Todos esses protagonismos reverberam em um tipo de intelectualidade produzida a partir de saberes comuns, tecidos na interação entre Mulheres Negras de diferentes gerações. Até hoje quando estou em sala de aula como professora universitária, as imagens da vó Leonor, uma mulher semianalfabeta que segurou as minhas mãos para o traçado das primeiras letras no caderno de caligrafia, fazem-me lembrar por que sou quem sou. As emocionantes narrativas de estudantes que, após um semestre estudando a produção de Mulheres Negras, passaram a ver a si próprios, suas mães, avós, irmãs como intelectuais negras também são parte dessa jornada.

Essas histórias, carregadas de ancestralidade e beleza, ensinam-nos que interpretar vivências de Mulheres Negras exclusivamente a partir da dor e da denúncia das vulnerabilidades e prejuízos econômicos que nos afetam encobre a potência e a diversidade que nos constituem como sujeitas históricas.
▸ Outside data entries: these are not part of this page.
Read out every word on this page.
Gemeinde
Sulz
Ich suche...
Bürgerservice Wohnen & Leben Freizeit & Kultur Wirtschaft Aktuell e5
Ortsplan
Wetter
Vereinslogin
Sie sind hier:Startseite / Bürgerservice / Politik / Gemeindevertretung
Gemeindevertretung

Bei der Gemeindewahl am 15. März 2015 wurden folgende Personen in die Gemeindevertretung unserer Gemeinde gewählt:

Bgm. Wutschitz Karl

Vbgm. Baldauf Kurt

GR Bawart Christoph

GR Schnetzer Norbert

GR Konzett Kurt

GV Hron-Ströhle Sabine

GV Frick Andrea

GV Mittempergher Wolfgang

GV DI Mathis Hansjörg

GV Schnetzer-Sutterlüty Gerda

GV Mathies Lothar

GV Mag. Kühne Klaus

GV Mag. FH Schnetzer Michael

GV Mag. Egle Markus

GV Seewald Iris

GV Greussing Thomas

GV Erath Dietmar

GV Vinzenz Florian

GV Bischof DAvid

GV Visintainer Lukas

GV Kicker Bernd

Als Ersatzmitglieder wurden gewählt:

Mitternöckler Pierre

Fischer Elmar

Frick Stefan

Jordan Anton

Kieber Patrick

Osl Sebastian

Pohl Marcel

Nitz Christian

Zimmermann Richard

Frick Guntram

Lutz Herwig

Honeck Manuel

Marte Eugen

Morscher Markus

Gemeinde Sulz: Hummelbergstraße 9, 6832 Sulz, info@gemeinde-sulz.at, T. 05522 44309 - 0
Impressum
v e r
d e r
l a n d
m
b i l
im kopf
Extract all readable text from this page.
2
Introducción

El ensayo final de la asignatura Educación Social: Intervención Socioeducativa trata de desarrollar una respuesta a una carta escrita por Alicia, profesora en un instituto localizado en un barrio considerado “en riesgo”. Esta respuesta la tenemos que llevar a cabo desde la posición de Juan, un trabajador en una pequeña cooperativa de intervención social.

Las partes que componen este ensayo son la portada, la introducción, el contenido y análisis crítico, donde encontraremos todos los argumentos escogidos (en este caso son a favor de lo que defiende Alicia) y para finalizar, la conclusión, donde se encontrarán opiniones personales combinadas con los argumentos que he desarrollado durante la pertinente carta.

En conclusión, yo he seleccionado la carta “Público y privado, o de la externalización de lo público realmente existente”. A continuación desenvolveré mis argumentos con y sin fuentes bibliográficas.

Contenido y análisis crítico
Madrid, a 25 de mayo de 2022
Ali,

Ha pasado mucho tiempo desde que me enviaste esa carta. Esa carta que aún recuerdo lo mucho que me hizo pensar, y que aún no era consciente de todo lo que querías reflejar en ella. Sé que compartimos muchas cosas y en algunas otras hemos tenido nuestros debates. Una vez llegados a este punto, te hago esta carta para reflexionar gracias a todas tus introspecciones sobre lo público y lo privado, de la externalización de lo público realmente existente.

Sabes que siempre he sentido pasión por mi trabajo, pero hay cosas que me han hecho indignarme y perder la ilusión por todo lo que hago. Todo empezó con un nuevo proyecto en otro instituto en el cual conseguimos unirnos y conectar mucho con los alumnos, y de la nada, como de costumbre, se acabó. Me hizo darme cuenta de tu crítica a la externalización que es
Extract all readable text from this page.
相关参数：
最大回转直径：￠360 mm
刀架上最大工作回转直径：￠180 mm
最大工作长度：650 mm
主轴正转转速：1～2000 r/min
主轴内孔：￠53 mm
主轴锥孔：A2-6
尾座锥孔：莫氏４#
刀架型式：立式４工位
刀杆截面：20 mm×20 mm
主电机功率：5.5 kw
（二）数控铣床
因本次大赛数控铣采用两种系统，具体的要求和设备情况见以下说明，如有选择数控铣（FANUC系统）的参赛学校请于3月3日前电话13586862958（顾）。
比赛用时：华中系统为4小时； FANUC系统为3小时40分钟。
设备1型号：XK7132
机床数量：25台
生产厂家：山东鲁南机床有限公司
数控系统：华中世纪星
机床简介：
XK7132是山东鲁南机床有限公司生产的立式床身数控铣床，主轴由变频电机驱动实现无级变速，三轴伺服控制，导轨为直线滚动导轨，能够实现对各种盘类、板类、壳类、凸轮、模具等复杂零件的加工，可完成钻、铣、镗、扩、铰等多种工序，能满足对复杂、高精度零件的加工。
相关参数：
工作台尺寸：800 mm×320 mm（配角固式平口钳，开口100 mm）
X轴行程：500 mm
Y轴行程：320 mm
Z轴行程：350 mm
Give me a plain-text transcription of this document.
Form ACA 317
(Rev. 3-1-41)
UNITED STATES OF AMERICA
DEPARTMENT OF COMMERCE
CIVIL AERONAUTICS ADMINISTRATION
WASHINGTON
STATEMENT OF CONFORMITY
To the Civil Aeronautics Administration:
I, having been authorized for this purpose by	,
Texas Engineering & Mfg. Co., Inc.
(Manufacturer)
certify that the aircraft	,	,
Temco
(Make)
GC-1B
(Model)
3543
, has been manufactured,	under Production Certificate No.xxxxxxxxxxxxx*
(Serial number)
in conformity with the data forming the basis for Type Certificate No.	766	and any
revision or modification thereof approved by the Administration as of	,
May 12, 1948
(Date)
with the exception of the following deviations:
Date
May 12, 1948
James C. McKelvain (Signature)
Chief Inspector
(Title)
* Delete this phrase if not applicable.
O catálogo “Intelectuais Negras Visíveis”, obra pioneira que apresenta o trabalho de 120 profissionais negras no Brasil e que será lançado no dia 29 de julho, na 15ª Flip, insere-se no projeto coletivo de restituição de humanidade. Se é tudo uma questão de ponto de vista, para mim, o Feminismo é e sempre será uma prática Linda e Preta.

“Você pode substituir Mulheres Negras como objeto de estudo por Mulheres Negras contando a sua própria história.”

 


*Giovana Xavier é professora da UFRJ, coordenadora do Grupo Intelectuais Negras, blogueira do Preta ‘Dotora’.